Calendario del gruppo D
| Data | Stadio | Città | Avversario |
|---|---|---|---|
| 13 giugno 2026 | BC Place | Vancouver | Australia |
| 19 giugno 2026 | Levi's Stadium | San Francisco | Paraguay |
| 25 giugno 2026 | SoFi Stadium | Los Angeles | Stati Uniti |
Contro l’Australia il copione probabile è quello di una partita inizialmente prudente, con la Turchia chiamata a non allungarsi troppo. Se riesce a entrare bene nel match e a portarlo sul ritmo delle sue vittorie migliori, può far valere la maggiore abitudine a segnare con uomini diversi. Pronostico in linguaggio semplice: pareggio.
Contro il Paraguay la Turchia potrebbe trovare uno scenario più tattico, meno scomposto, in cui la qualità delle singole situazioni peserà più del volume complessivo. Qui la selezione turca dovrà mostrare la faccia vista nei play-off: pazienza, selezione dei momenti e attenzione a non concedere transizioni evitabili. Pronostico in linguaggio semplice: gana Turchia.
Contro gli Stati Uniti la pressione ambientale e il peso della terza giornata possono rendere tutto più instabile. Se la Turchia arriverà all’ultima partita con una classifica ancora aperta, avrà bisogno di freddezza e non solo di slancio. È la gara in cui l’equilibrio mentale può contare quanto quello tecnico. Pronostico in linguaggio semplice: pareggio.
Le chiavi per passare il girone sono piuttosto chiare:
- non ripetere le disattenzioni che hanno trasformato alcune gare di qualificazione in partite troppo aperte;
- portare nel gruppo la solidità da 1-0 mostrata nei play-off;
- distribuire il peso offensivo come già visto nelle qualificazioni, senza dipendere da un solo marcatore;
- fare punti subito nella prima partita, per non entrare nella seconda con urgenza;
- proteggere la differenza reti, perché in un gruppo corto può diventare decisiva.
Opinión editorial
La Turchia arriva al Mondiale come una squadra difficile da etichettare, ed è proprio questo il suo fascino. Non è una nazionale lineare, non è una macchina regolare, non è nemmeno una selezione da riassumere con la sola idea del talento offensivo. È una squadra che ha dovuto passare dal rumore del 6-0 subito contro la Spagna al silenzio tattico di due play-off vinti 1-0. In mezzo c’è un apprendistato rapido, quasi brutale, ma vero. E chi impara in fretta, nei tornei brevi, può diventare scomodissimo.
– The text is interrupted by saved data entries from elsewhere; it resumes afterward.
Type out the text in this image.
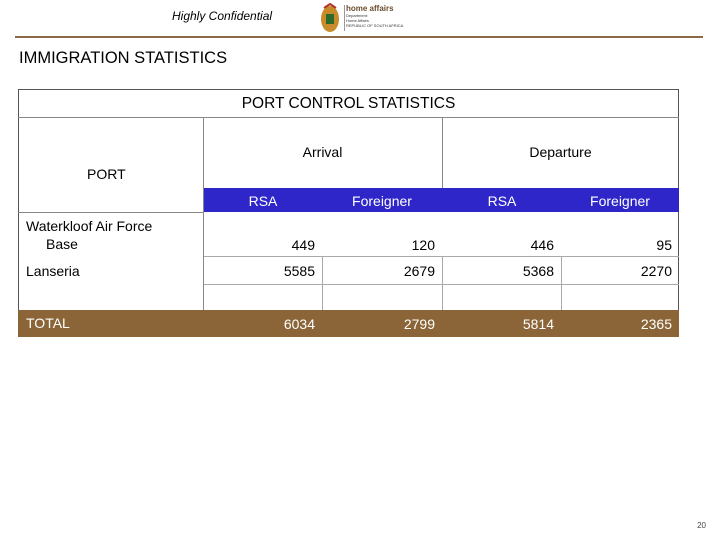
Highly Confidential
home affairs
Department:
Home Affairs
REPUBLIC OF SOUTH AFRICA
IMMIGRATION STATISTICS
PORT CONTROL STATISTICS
Arrival	Departure
PORT
RSA	Foreigner	RSA	Foreigner
Waterkloof Air Force
Base	449	120	446	95
Lanseria	5585	2679	5368	2270
TOTAL	6034	2799	5814	2365
20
Però la bellezza del racconto non deve addolcire l’avvertimento. Questa Turchia può entusiasmare e complicarsi da sola nel giro di pochi minuti. La partita del 4 settembre 2025 in Georgia, vinta 3-2 e riaperta fino all’ultimo respiro, resta una sirena da ascoltare con attenzione: quando smette di controllare il proprio vantaggio, la Turchia invita il caos a sedersi al tavolo. Al Mondiale non sempre ci sarà il tempo per rimediare. Se riuscirà a tenere insieme il suo attacco multiforme e la sobrietà mostrata a Pristina, allora il gruppo D non la vedrà soltanto partecipare: la vedrà davvero competere.